Y es necesario hacerlo así, con estas palabras tan gruesas, porque no queremos que el silencio siga degradando a las víctimas inocentes, porque sabemos que callar es condenar injustamente dos veces, porque no es lícito volver a matar a los muertos, porque olvidar es volver a mancillar la dignidad de las personas. El silencio es la tortura de la memoria, lastima recuerdos en carne viva, esconde la herida bajo una capa de miedo, y la alimenta de una pócima inmunda formada por el resentimiento, el odio y la desconfianza. El silencio es psicológicamente insano porque ahoga la expresión emocional, esconde un dolor que necesita salir a la superficie para poder orearse e iniciar así el camino de su redención.

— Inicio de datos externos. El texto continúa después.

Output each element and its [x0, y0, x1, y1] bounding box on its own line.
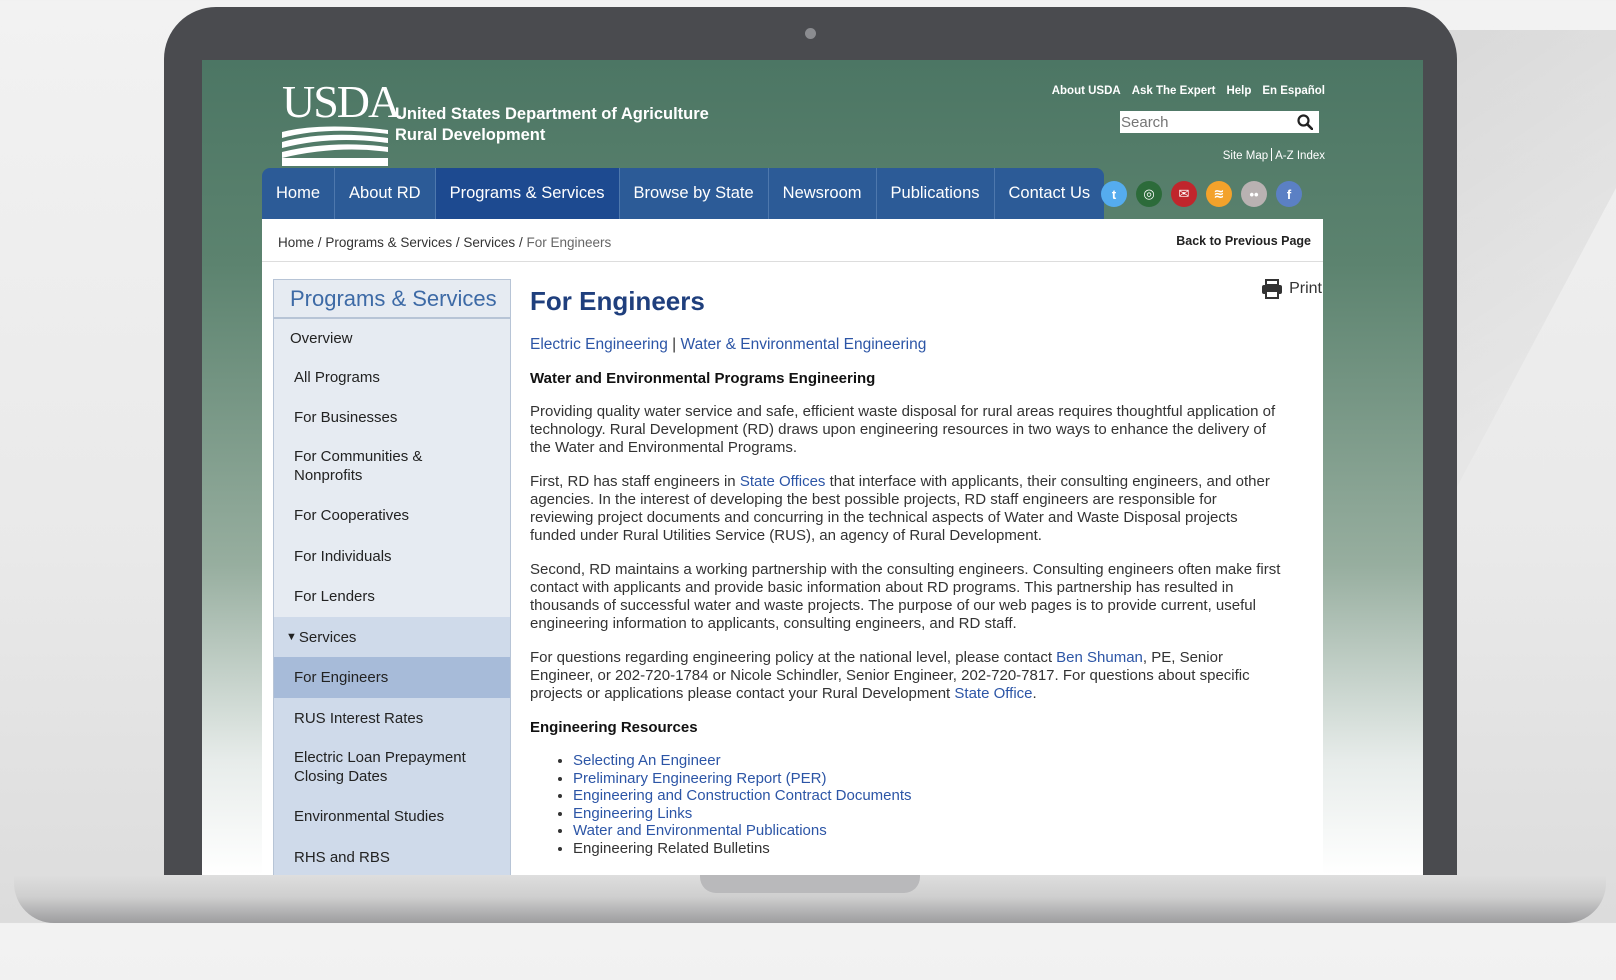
breadcrumb-sep: / [455, 235, 460, 250]
list-item: Engineering Links [573, 805, 1282, 823]
flickr-icon[interactable]: •• [1241, 181, 1267, 207]
breadcrumb-sep: / [518, 235, 523, 250]
breadcrumb-services[interactable]: Services [463, 235, 515, 250]
paragraph-3: Second, RD maintains a working partnersh… [530, 561, 1281, 632]
resource-link-contract-documents[interactable]: Engineering and Construction Contract Do… [573, 787, 912, 804]
print-label: Print [1289, 280, 1322, 297]
section-heading-resources: Engineering Resources [530, 719, 698, 736]
resources-list: Selecting An Engineer Preliminary Engine… [530, 752, 1282, 857]
rss-icon[interactable]: ≋ [1206, 181, 1232, 207]
sidebar-item-for-businesses[interactable]: For Businesses [274, 397, 510, 437]
paragraph-4: For questions regarding engineering poli… [530, 649, 1282, 703]
search-box [1120, 111, 1319, 133]
sidebar-item-all-programs[interactable]: All Programs [274, 357, 510, 397]
paragraph-4-text-c: . [1032, 685, 1037, 702]
nav-browse-by-state[interactable]: Browse by State [620, 168, 769, 219]
sidebar-item-environmental-studies[interactable]: Environmental Studies [274, 796, 510, 836]
resource-link-selecting-engineer[interactable]: Selecting An Engineer [573, 752, 721, 769]
sidebar-item-overview[interactable]: Overview [274, 319, 510, 357]
list-item: Engineering Related Bulletins [573, 840, 1282, 858]
list-item: Engineering and Construction Contract Do… [573, 787, 1282, 805]
sidebar-item-for-communities[interactable]: For Communities & Nonprofits [274, 437, 510, 495]
sidebar-title: Programs & Services [274, 280, 510, 319]
sidebar-item-for-individuals[interactable]: For Individuals [274, 536, 510, 576]
list-item: Water and Environmental Publications [573, 822, 1282, 840]
page-title: For Engineers [530, 286, 705, 316]
nav-publications[interactable]: Publications [877, 168, 995, 219]
sidebar-item-for-lenders[interactable]: For Lenders [274, 576, 510, 617]
breadcrumb: Home / Programs & Services / Services / … [278, 235, 611, 250]
sidebar-item-rhs-rbs[interactable]: RHS and RBS [274, 836, 510, 875]
breadcrumb-current: For Engineers [526, 235, 612, 250]
state-office-link[interactable]: State Office [954, 685, 1032, 702]
util-link-about-usda[interactable]: About USDA [1052, 85, 1121, 97]
resource-engineering-bulletins: Engineering Related Bulletins [573, 839, 770, 857]
sidebar-item-electric-loan-prepayment[interactable]: Electric Loan Prepayment Closing Dates [274, 738, 510, 796]
social-icons: t ◎ ✉ ≋ •• f [1101, 181, 1302, 207]
usda-field-icon [282, 126, 388, 166]
search-input[interactable] [1120, 112, 1289, 132]
topic-links: Electric Engineering | Water & Environme… [530, 336, 1282, 354]
sitemap-divider [1271, 148, 1273, 161]
govdelivery-icon[interactable]: ◎ [1136, 181, 1162, 207]
sidebar-section-services[interactable]: ▼ Services [274, 617, 510, 657]
printer-icon [1262, 279, 1283, 299]
section-heading-water: Water and Environmental Programs Enginee… [530, 370, 876, 387]
electric-engineering-link[interactable]: Electric Engineering [530, 336, 668, 353]
paragraph-2-text-a: First, RD has staff engineers in [530, 473, 740, 490]
sidebar-item-for-cooperatives[interactable]: For Cooperatives [274, 495, 510, 536]
browser-screen: USDA United States Department of Agricul… [202, 60, 1423, 875]
util-link-help[interactable]: Help [1226, 85, 1251, 97]
nav-about-rd[interactable]: About RD [335, 168, 436, 219]
twitter-icon[interactable]: t [1101, 181, 1127, 207]
laptop-camera [805, 28, 816, 39]
resource-link-engineering-links[interactable]: Engineering Links [573, 805, 692, 822]
az-index-link[interactable]: A-Z Index [1275, 150, 1325, 162]
sitemap-links: Site Map A-Z Index [1223, 148, 1325, 162]
topic-separator: | [672, 336, 677, 353]
water-engineering-link[interactable]: Water & Environmental Engineering [681, 336, 927, 353]
resource-link-publications[interactable]: Water and Environmental Publications [573, 822, 827, 839]
laptop-base-notch [700, 875, 920, 893]
breadcrumb-sep: / [317, 235, 322, 250]
email-icon[interactable]: ✉ [1171, 181, 1197, 207]
usda-logo[interactable]: USDA [282, 76, 401, 171]
nav-programs-services[interactable]: Programs & Services [435, 168, 620, 219]
caret-down-icon: ▼ [286, 630, 297, 643]
paragraph-2: First, RD has staff engineers in State O… [530, 473, 1282, 545]
paragraph-4-text-a: For questions regarding engineering poli… [530, 649, 1057, 666]
list-item: Preliminary Engineering Report (PER) [573, 770, 1282, 788]
print-button[interactable]: Print [1261, 279, 1322, 299]
nav-newsroom[interactable]: Newsroom [769, 168, 877, 219]
resource-link-per[interactable]: Preliminary Engineering Report (PER) [573, 770, 826, 787]
util-link-espanol[interactable]: En Español [1262, 85, 1325, 97]
divider [262, 261, 1323, 262]
agency-line-2: Rural Development [395, 126, 546, 144]
sidebar-item-rus-interest-rates[interactable]: RUS Interest Rates [274, 698, 510, 738]
nav-contact-us[interactable]: Contact Us [995, 168, 1105, 219]
util-link-ask-the-expert[interactable]: Ask The Expert [1132, 85, 1216, 97]
state-offices-link[interactable]: State Offices [740, 473, 826, 490]
sidebar-item-for-engineers[interactable]: For Engineers [274, 657, 510, 698]
search-icon[interactable] [1297, 114, 1313, 130]
nav-home[interactable]: Home [262, 168, 336, 219]
main-article: Print For Engineers Electric Engineering… [530, 279, 1322, 857]
facebook-icon[interactable]: f [1276, 181, 1302, 207]
content-area: Home / Programs & Services / Services / … [262, 219, 1323, 875]
main-nav: Home About RD Programs & Services Browse… [262, 168, 1105, 219]
paragraph-1: Providing quality water service and safe… [530, 403, 1276, 456]
usda-logo-text: USDA [282, 76, 401, 127]
sidebar-section-label: Services [298, 628, 357, 646]
list-item: Selecting An Engineer [573, 752, 1282, 770]
agency-name: United States Department of Agriculture … [395, 104, 709, 146]
ben-shuman-link[interactable]: Ben Shuman [1056, 649, 1143, 666]
back-to-previous-link[interactable]: Back to Previous Page [1176, 234, 1311, 248]
sidebar: Programs & Services Overview All Program… [273, 279, 511, 875]
breadcrumb-home[interactable]: Home [278, 235, 314, 250]
breadcrumb-programs-services[interactable]: Programs & Services [325, 235, 452, 250]
utility-links: About USDA Ask The Expert Help En Españo… [1052, 85, 1325, 97]
site-map-link[interactable]: Site Map [1223, 150, 1268, 162]
agency-line-1: United States Department of Agriculture [395, 105, 709, 123]
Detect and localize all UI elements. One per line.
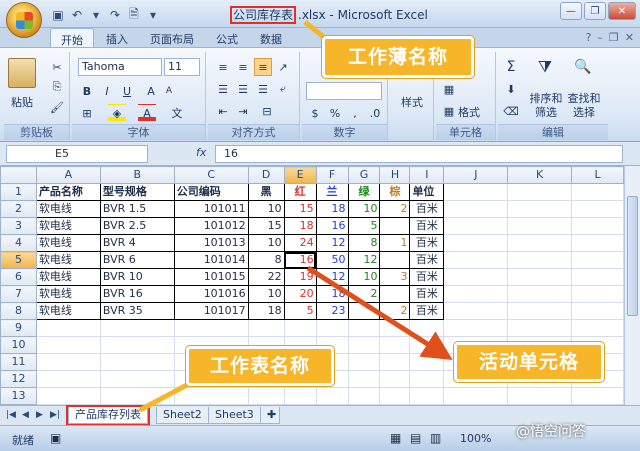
cell-arrow (306, 265, 453, 361)
callout-workbook-name: 工作薄名称 (322, 36, 474, 78)
callout-active-cell: 活动单元格 (454, 342, 604, 382)
watermark: @悟空问答 (516, 424, 586, 440)
callout-sheet-name: 工作表名称 (186, 346, 334, 386)
office-logo-icon (16, 12, 33, 29)
office-button[interactable] (6, 2, 42, 38)
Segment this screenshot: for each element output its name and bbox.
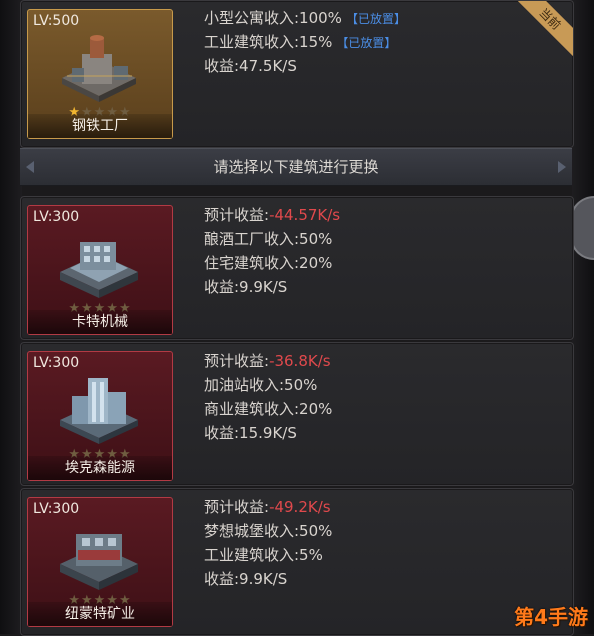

Sesenta años después, las víctimas siguen llorando en silencio, siguen cerrando las ventanas para hablar, siguen atadas a recuerdos imposibles que les han quebrado definitivamente el gesto, siguen maniatadas por la desconfianza: están varadas en la memoria dolorida. Dulce Chacón lo cuenta en Las mujeres que perdieron la guerra (ver El País Semanal del 1 de agosto de 2002): testimonios de personas de carne y hueso sobre los que construyó La voz dormida. Ahora quien se ha dormido ha sido Dulce, pero nos ha dejado una perla para alimentar la memoria.

Pero además del daño psicológico que arrastra, el silencio es intrínsecamente injusto, porque extiende la sombra de la duda sobre la víctima, la rodea de sospechas, le impide defender a pecho descubierto la legitimidad de sus opciones, el derecho a pensar de manera diferente, a creer en dioses distintos, a protestar contra la infamia y contra el terror. El silencio pone entre paréntesis la inocencia de las víctimas y les niega la posibilidad de reivindicar su dignidad: la de ellas y las de sus descendientes. La de ellas, y la de quienes pensaban y siguen pensando como ellas. Mientras, los victimarios, quienes perpetraron la barbarie y quienes siguen alimentándose de la ideología que la sostuvo, campan a sus anchas sin sonrojo y sin remordimiento. Una situación preñada de una perversión tan éticamente inaceptable como socialmente degradante: es la víctima la que carga con la responsabilidad y con la culpa, mientras que los asesinos siguen aupados en la inocencia.

Por eso hay que recordar alejados de la venganza y sin convocar el rencor ni el resentimiento inútil. El recuerdo se convierte así en un deber moral.

Amalio Blanco es catedrático de Psicología Social en la Universidad Autónoma de Madrid.